The artist's works are part of all of Finland's top museum collections, including the Finnish State Art Collection, the Helsinki Art Museum and the Contemporary Art Museum KIASMA. Since the gallery was founded in Konstanz, Jukka Rusanen has been represented in Germany and Switzerland by Lachenmann Art in close cooperation. His intense and at the same time extremely fragile and filigree work is an expression of a connection between aesthetics and conception that is unparalleled in contemporary painting.
The often large-format canvas works are striking due to the mostly pasty application of intense oil paints on a flat background.
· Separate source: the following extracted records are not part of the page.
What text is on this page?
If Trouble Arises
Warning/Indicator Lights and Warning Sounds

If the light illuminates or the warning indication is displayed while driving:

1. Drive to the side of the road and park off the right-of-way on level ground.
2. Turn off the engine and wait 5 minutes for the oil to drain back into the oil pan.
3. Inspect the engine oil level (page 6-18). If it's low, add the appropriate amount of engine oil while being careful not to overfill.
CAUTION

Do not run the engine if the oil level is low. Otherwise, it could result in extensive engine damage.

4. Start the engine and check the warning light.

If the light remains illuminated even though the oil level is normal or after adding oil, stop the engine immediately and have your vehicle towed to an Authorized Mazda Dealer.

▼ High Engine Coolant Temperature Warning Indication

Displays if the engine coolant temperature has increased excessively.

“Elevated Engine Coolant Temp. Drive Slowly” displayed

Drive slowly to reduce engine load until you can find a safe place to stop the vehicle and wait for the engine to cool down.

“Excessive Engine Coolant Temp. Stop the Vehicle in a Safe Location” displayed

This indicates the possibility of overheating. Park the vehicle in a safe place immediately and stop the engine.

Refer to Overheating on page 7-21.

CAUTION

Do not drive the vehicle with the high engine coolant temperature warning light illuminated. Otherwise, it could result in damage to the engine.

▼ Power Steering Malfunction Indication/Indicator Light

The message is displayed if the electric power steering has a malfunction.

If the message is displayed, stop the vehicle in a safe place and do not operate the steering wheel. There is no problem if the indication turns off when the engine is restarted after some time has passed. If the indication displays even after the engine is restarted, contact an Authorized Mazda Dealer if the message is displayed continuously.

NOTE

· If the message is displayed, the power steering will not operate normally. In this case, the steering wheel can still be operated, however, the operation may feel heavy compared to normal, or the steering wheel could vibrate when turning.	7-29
They show highly abstracted quotes from the most important art historical past, elements that Jukka Rusanen deconstructs and alienates in a uniquely sensitive, almost poetic way. All that remains of the example of the holy martyr Sebastian, who is tied to a tree and pierced by arrows, is a dynamic gesture of suffering. The pasty style underlines the emotional intensity of the expression. The alienation created by strong abstraction turns the quote into a nebulous trace of the past, so that the effect of the painting is reduced to a pathos of a gesture reaching towards heaven, which leaves the viewer shuddering in awe. Although Jukka Rusanen's works far exceed the limits of figuration, the movement of his body is still clearly felt, frozen in a single gesture of color. Jukka Rusanen creates some of the oil paintings with his bare hands alone, dispensing with brushes altogether in favor of a highly dynamic visibility of the creative process.